Biden started the Rose Garden press conference by addressing the American-Japanese relationship and how the two countries were continuing to stand against the spread of the coronavirus and the Chinese government. He and Suga spoke on a recent string of gun violence in the United States and the movement to combat racism against Asian Americans.
“I discussed the increase of discrimination and violence again Asian people across the U.S. with President Biden and agreed that discrimination by race cannot be permitted by any societies,” Suga said through an English translator. “We agreed on this regard.”
“President Biden’s comment [that] discrimination or violence cannot [be] allowed and that he firmly opposes [discrimination and violence] was extremely encouraging for me, and I have renewed my confidence in American democracy once again,” the prime minister added.
Suga also agreed with Biden “on the necessity for each of us to engage in frank dialogue with China.”
“We also had serious talks on China’s influence over the peace and prosperity over the Indo-Pacific and the world at large,” he said.
In 2019, Biden apologized after using the term “boy” to describe his relationship with a fellow senator.
“I was in a caucus with James O. Eastland.

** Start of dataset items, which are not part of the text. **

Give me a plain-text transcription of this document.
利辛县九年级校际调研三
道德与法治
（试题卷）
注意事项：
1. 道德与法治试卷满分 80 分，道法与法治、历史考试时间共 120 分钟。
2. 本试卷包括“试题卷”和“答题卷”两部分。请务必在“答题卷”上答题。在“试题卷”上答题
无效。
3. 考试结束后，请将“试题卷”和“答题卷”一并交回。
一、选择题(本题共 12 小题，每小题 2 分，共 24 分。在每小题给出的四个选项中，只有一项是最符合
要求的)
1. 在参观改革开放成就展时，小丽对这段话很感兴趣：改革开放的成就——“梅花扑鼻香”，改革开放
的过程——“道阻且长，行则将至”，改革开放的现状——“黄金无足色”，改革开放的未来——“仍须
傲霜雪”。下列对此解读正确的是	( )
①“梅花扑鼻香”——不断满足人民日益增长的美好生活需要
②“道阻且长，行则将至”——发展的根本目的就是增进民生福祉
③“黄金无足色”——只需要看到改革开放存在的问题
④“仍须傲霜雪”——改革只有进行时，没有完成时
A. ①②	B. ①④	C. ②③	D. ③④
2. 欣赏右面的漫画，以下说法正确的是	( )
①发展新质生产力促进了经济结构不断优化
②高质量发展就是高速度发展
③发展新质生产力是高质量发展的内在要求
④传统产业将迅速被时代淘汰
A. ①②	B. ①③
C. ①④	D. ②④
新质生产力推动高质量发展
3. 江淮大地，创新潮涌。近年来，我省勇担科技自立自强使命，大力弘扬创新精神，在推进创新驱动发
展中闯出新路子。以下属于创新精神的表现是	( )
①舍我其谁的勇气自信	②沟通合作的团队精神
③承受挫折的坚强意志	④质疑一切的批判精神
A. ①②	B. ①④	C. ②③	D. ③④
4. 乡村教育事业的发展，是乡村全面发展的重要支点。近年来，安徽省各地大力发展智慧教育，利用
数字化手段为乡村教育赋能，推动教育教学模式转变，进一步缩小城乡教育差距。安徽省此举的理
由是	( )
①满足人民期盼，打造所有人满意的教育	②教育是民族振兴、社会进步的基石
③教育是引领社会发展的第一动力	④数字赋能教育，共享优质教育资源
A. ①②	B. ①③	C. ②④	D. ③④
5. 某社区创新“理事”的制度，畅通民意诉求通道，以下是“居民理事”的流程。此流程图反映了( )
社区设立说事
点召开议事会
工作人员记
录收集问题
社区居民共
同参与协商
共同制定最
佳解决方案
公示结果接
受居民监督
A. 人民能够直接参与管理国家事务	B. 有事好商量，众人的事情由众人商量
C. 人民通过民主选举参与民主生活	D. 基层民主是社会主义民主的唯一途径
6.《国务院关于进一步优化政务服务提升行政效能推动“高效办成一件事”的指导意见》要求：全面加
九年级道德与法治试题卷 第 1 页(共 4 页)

He never called me ‘boy,'” Biden said of the late segregationist senator. “He always called me ‘son.’”
“I do understand the consequence of the word ‘boy,’” he later said in June 2019. “But it wasn’t said in any of that context at all.”
“To the extent that anybody thought that I meant something different, that is not what I intended it,” he added at the time. “It’d be wrong for anybody to intend that.”
The term was perceived as racially divisive, and then-presidential candidate Sen. Cory Booker said he found the remark offensive.
“This is about him invoking a terrible power dynamic that he showed a lack of understanding or insensitivity to by invoking this idea that he was called ‘son’ by white segregationists who, yeah, they see in him their son,” Booker said on ABC News. “These are the kind of things that do cause hurt and harm.”